Verurteilung von Maria Kolesnikowa EU: Belarus begeht "eklatante Missachtung" der Menschenrechte
Die belarussische Oppositionspolitikerin Maria Kolesnikowa wurde zu elf Jahren Haft verurteilt. Die Europäische Union fordert ihre Freilassung – und die hunderter weiterer politischer Gefangener.
Die Verurteilung der Oppositionellen Maria Kolesnikowa und Maxim Snak hat über Belarus hinaus breites Entsetzen ausgelöst. Die Anwälte der beiden politischen Gefangenen wollen die Entscheidung vor dem Obersten Gericht in Belarus anfechten. Es gebe keine Rechtsgrundlage für eine Verurteilung, teilten die Anwälte mit.
Die belarussische Opposition wies den Richterspruch als Unrechtsurteil zurück. Die beiden politischen Gefangenen hätten lediglich versucht, ihr Land zum Besseren zu verändern.
Auch die Bundesregierung verurteilte den Richterspruch gegen Kolesnikowa scharf. Eine Sprecherin des Auswärtigen Amtes in Berlin nannte ihn ein "Sinnbild für das rücksichtslose Vorgehen, die Repressionen und die Einschüchterungen des belarussischen Regimes gegen Oppositionspolitiker und Zivilgesellschaft".
Grüne: "Urteil des Unrechtsregimes Lukaschenkos"
Die Grünen und die FDP forderten, die Bundesregierung müsse sich für die sofortige Freilassung von Kolesnikowa, Snak und allen anderen 655 politischen Gefangenen einsetzen. Nötig seien humanitäre Visa für politisch Verfolgte und ein "wirksames Anziehen der EU-Sanktionen".

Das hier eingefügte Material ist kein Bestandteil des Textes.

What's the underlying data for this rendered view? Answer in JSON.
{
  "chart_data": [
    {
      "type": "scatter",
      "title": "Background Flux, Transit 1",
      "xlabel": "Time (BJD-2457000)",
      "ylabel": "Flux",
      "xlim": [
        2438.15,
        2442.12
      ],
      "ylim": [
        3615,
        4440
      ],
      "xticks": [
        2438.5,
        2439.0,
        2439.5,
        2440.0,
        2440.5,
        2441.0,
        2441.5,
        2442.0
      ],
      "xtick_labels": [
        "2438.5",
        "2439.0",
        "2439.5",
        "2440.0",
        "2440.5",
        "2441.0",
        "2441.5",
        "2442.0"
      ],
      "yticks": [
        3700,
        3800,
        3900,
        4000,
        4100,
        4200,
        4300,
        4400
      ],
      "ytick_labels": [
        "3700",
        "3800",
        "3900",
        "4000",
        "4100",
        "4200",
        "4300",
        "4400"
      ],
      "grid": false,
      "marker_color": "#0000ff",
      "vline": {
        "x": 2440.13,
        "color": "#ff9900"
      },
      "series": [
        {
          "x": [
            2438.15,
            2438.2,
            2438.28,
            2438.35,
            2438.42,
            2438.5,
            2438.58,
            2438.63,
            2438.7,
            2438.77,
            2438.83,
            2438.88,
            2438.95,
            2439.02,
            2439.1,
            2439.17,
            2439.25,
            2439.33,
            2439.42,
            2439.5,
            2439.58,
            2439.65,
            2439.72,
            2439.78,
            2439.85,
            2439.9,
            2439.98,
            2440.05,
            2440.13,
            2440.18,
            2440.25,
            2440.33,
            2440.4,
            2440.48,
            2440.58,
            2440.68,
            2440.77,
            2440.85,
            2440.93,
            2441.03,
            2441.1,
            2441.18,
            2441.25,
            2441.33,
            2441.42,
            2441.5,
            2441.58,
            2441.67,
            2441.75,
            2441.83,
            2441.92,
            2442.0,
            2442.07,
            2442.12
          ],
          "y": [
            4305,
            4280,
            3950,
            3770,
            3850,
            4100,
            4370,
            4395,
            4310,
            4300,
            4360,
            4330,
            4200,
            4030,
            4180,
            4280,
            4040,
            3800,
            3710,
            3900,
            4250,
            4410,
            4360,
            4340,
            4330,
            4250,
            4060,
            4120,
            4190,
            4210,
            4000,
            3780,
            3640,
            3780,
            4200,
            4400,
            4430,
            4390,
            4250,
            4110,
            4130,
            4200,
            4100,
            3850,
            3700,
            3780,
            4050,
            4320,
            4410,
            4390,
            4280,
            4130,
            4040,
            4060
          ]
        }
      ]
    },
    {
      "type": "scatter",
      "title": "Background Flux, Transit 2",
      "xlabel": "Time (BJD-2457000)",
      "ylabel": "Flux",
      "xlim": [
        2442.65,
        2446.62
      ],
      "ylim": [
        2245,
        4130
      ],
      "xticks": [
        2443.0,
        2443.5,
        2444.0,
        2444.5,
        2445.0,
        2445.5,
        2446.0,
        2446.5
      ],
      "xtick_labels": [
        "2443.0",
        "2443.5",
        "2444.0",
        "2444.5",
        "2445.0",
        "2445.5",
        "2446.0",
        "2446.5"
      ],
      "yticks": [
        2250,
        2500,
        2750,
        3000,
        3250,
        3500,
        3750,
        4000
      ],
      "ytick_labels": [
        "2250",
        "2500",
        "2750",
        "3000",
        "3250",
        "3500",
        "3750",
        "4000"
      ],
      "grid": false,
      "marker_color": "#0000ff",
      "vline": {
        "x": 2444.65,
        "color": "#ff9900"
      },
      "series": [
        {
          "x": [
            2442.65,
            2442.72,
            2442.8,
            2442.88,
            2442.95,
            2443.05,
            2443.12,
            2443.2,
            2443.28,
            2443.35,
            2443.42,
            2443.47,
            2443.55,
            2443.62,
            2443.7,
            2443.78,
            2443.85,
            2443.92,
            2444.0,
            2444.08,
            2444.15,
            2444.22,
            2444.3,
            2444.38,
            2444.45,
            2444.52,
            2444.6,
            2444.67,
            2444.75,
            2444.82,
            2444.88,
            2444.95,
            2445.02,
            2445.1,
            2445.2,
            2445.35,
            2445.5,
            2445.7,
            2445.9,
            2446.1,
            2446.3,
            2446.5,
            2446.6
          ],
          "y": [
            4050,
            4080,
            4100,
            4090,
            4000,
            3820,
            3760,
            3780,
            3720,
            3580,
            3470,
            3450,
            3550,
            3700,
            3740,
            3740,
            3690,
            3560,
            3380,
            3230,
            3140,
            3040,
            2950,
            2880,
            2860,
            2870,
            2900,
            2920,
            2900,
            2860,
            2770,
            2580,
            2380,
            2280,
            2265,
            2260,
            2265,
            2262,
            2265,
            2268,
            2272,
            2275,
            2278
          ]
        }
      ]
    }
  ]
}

Es handele sich um "ein brutales und politisch willkürliches Urteil des Unrechtsregimes Lukaschenkos", teilte die Vizepräsidentin des Deutschen Bundestages, Claudia Roth, in Berlin mit. Ihr Fraktionskollege Manuel Sarrazin, Sprecher für Osteuropapolitik, warf "Diktator Lukaschenko" eine skrupellose Herrschaft vor. Unionsfraktionschef Ralph Brinkhaus sagte, das Urteil zeige, dass es in dem Land eine Besorgnis erregende Entwicklung gebe. Es sei dringend notwendig, dass sich die EU gemeinsam für Demokratie und Menschenrechte einsetze.
EU unterstreicht Forderungen
Unionsfraktionschef Ralph Brinkhaus (CDU) bezeichnete die Entwicklung in Belarus als "besorgniserregend". Es sei dringend notwendig, dass sich die EU gemeinsam für Demokratie und Menschenrechte einsetze, verlangte er.
Die Europäische Union reagierte mit einer am Montag veröffentlichten Erklärung. In dieser warf sie Minsk eine "eklatante Missachtung" der Menschenrechte vor und bekräftigte zugleich ihre Forderung nach der "unmittelbaren und bedingungslosen Freilassung aller politischer Gefangener" in Belarus, wie der Sprecher des EU-Außenbeauftragten Josep Borrell, Peter Stano, mitteilte.
Auch die Menschenrechtsorganisation Amnesty International in Deutschland forderte die sofortige Freilassung der politischen Gefangenen. "Die heutige Verurteilung soll den Millionen von Menschen, für die sie sprachen, nun endgültig die Hoffnung auf friedliche Veränderungen und Achtung der Menschenrechte nehmen", erklärte Katharina Masoud von Amnesty Deutschland. Kolesnikowa und Snak müssten sofort freigelassen werden, ebenso wie "hunderte weitere Menschen".
Elf Jahre Straflager
Kolesnikowa war nach Angaben belarussischer Staatsmedien fast ein Jahr nach ihrer Festnahme im Zuge der Proteste gegen Machthaber Alexander Lukaschenko zu elf Jahren Haft verurteilt worden. Auch die Bundesregierung hatte wiederholt die Freilassung der früheren Stuttgarter Kulturmanagerin gefordert.
Der mit Kolesnikowa angeklagte Anwalt Maxim Snak erhielt zehn Jahre Haft. Das Urteil erging wegen angeblicher versuchter illegaler Machtergreifung. Beide Verurteilten sollen die Haft im Straflager verbüßen, Snak in einem mit verschärften Haftbedingungen. Kolesnikowa hatte sich im vergangenen Jahr im Wahlkampf gegen Lukaschenko engagiert – als Managerin für den ebenfalls inhaftierten früheren Bankier Viktor Babariko, der Präsident werden wollte.